South African–British anti-apartheid activist (1946–2022)

Mohamed Hanef Bhamjee (1 December 1946 – 8 January 2022), known as Hanef Bhamjee, was a South African–British campaigner and organiser in the British Anti-Apartheid Movement and Secretary of the Wales Anti-Apartheid Movement from 1981 to 1994.

==Early life in South Africa==
Bhamjee was born on 1 December 1946 in Wolmaransstad in South Africa's former Transvaal Province. His brother, Yusuf Bhamjee, was also an activist and politician. Schooled in Pietermaritzburg, Bhamjee was involved in anti-apartheid youth politics and the Natal Indian Congress. As a high school student, he was recruited to become the youngest member of a Pietermaritzburg-based political study group that also included Harry Gwala and other stalwarts of the African National Congress. He left for the United Kingdom in 1965, aged 18, to avoid persecution.

== Life in Britain ==
Bhamjee came to Wales in 1972, where the Anti-Apartheid Movement was already active in Cardiff, Newport and Swansea. The Wales Anti-apartheid Movement (WAAM) was founded in 1981 and Bhamjee was the Secretary until its dissolution in 1994. He succeeded in growing the movement to a network of 22 branches across Wales. Bhamjee's house in Cardiff acted as the office for the movement in Wales, though he was subjected to attacks, with his car being damaged and Bhamjee himself being beaten up by thugs. The network was able to mobilise demonstrations of several hundred at short notice, to protest against touring South African rugby teams.

The assets of the WAAM were transferred to Action for Southern Africa (ACTSA) Wales.
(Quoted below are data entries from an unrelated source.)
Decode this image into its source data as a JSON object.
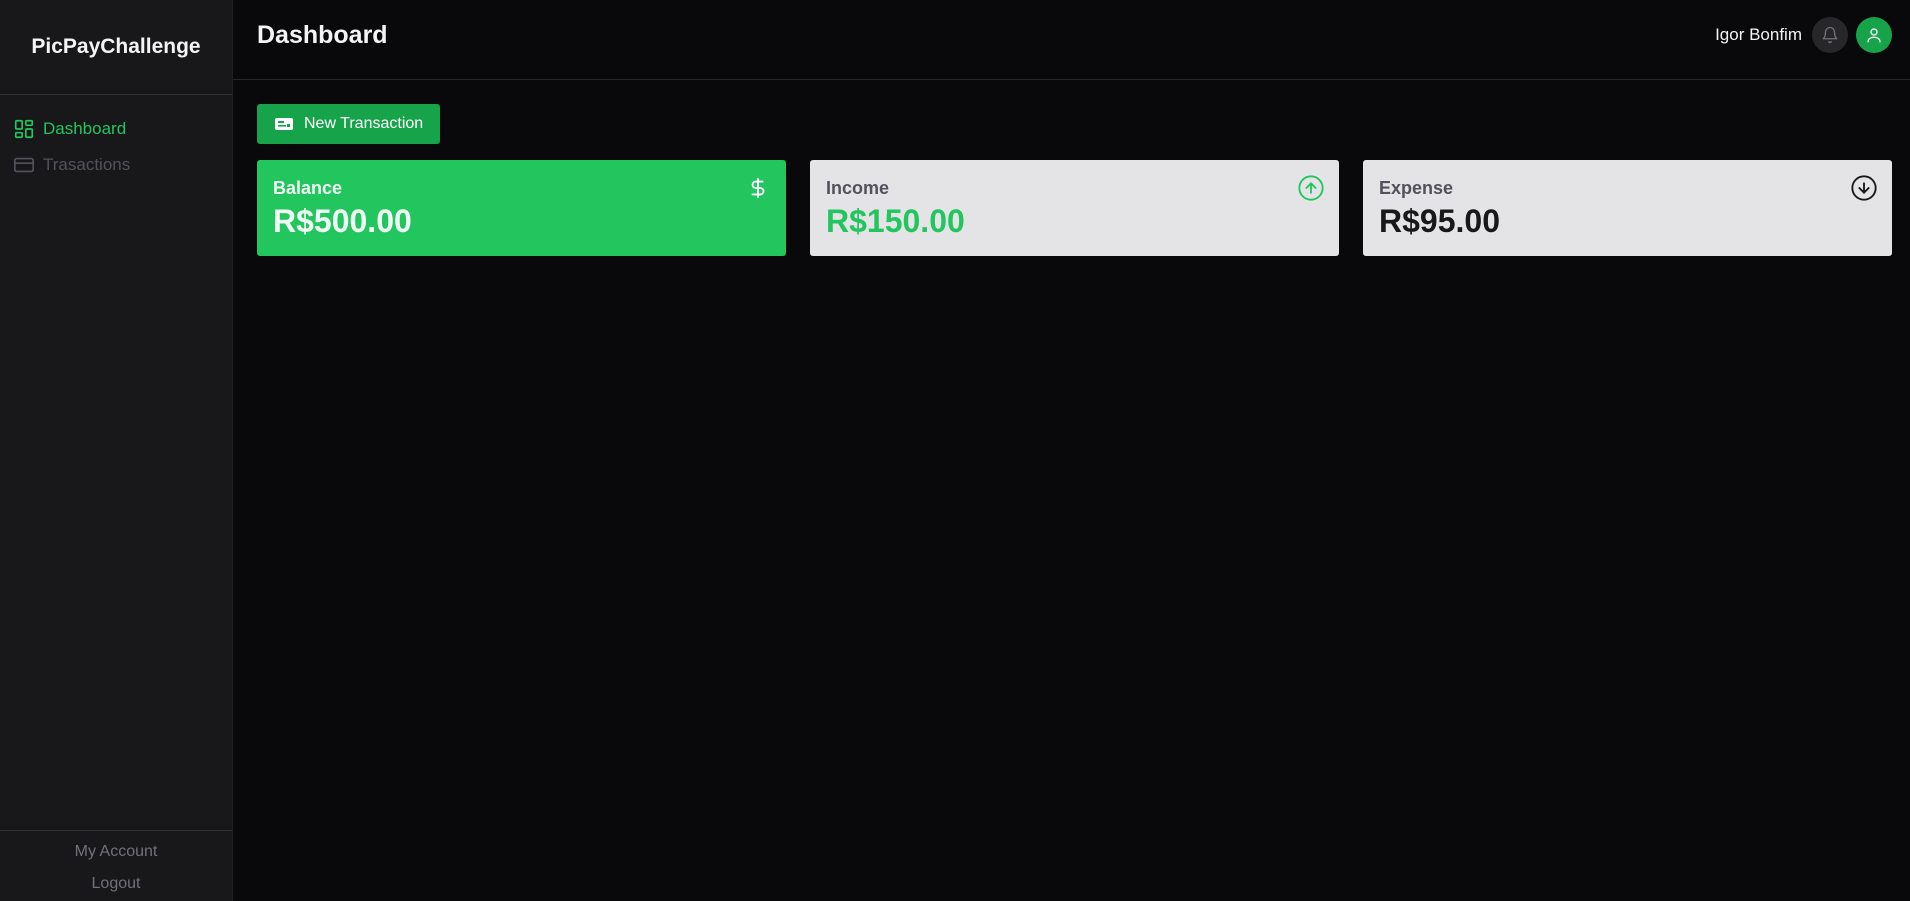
{
  "sidebar": {
    "brand": "PicPayChallenge",
    "items": [
      {
        "label": "Dashboard",
        "icon": "dashboard-grid-icon",
        "active": true
      },
      {
        "label": "Trasactions",
        "icon": "credit-card-icon",
        "active": false
      }
    ],
    "footer": {
      "account_label": "My Account",
      "logout_label": "Logout"
    }
  },
  "header": {
    "title": "Dashboard",
    "user_name": "Igor Bonfim",
    "bell_icon": "bell-icon",
    "avatar_icon": "user-icon"
  },
  "toolbar": {
    "new_transaction_label": "New Transaction",
    "icon": "id-card-icon"
  },
  "cards": {
    "balance": {
      "label": "Balance",
      "value": "R$500.00",
      "icon": "dollar-icon"
    },
    "income": {
      "label": "Income",
      "value": "R$150.00",
      "icon": "arrow-up-circle-icon"
    },
    "expense": {
      "label": "Expense",
      "value": "R$95.00",
      "icon": "arrow-down-circle-icon"
    }
  },
  "colors": {
    "accent": "#22c55e",
    "accent_dark": "#16a34a",
    "background": "#09090b",
    "sidebar": "#18181b",
    "card_light": "#e4e4e7"
  }
}
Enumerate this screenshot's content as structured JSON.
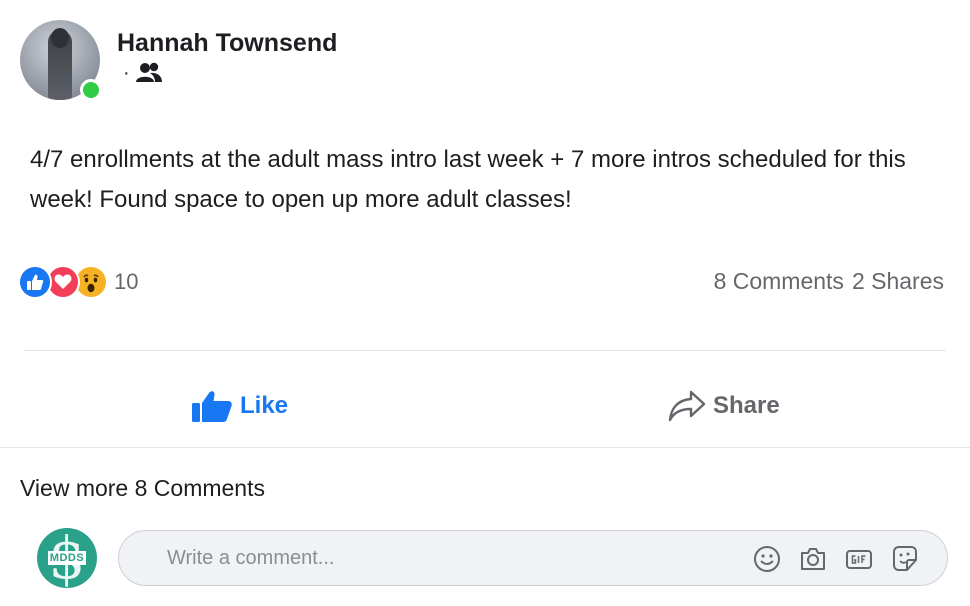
{
  "post": {
    "author": "Hannah Townsend",
    "meta_separator": "·",
    "audience_icon": "friends-icon",
    "text": "4/7 enrollments at the adult mass intro last week + 7 more intros scheduled for this week! Found space to open up more adult classes!",
    "reaction_count": "10",
    "comments_count": "8 Comments",
    "shares_count": "2 Shares"
  },
  "actions": {
    "like_label": "Like",
    "share_label": "Share"
  },
  "comments": {
    "view_more": "View more 8 Comments",
    "commenter_avatar_text": "MDDS",
    "input_placeholder": "Write a comment...",
    "input_icons": [
      "emoji-icon",
      "camera-icon",
      "gif-icon",
      "sticker-icon"
    ]
  },
  "colors": {
    "like_blue": "#1877f2",
    "love_red": "#f33e58",
    "wow_yellow": "#f7b125",
    "online_green": "#31cc46",
    "muted_text": "#65676b"
  }
}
Bhamjee became Secretary of ACTSA Wales and the Wales Anti-Racist Alliance.

He was awarded the Order of the British Empire in the 2003 Birthday Honours, for "services to Race Relations, the Wales Anti-Apartheid Movement and the charity and voluntary sector". In 2009 Bhamjee returned to South Africa to be presented with a Mahatma Gandhi Award for reconciliation and peace.

In 2013, Bhamjee was commissioned to write a book about the role of Wales in the fight against Apartheid. WAAM: A History of the Wales Anti-Apartheid Movement was published in 2016 by Seren Books.

Bhamjee worked as a solicitor in Cardiff. He died on 8 January 2022.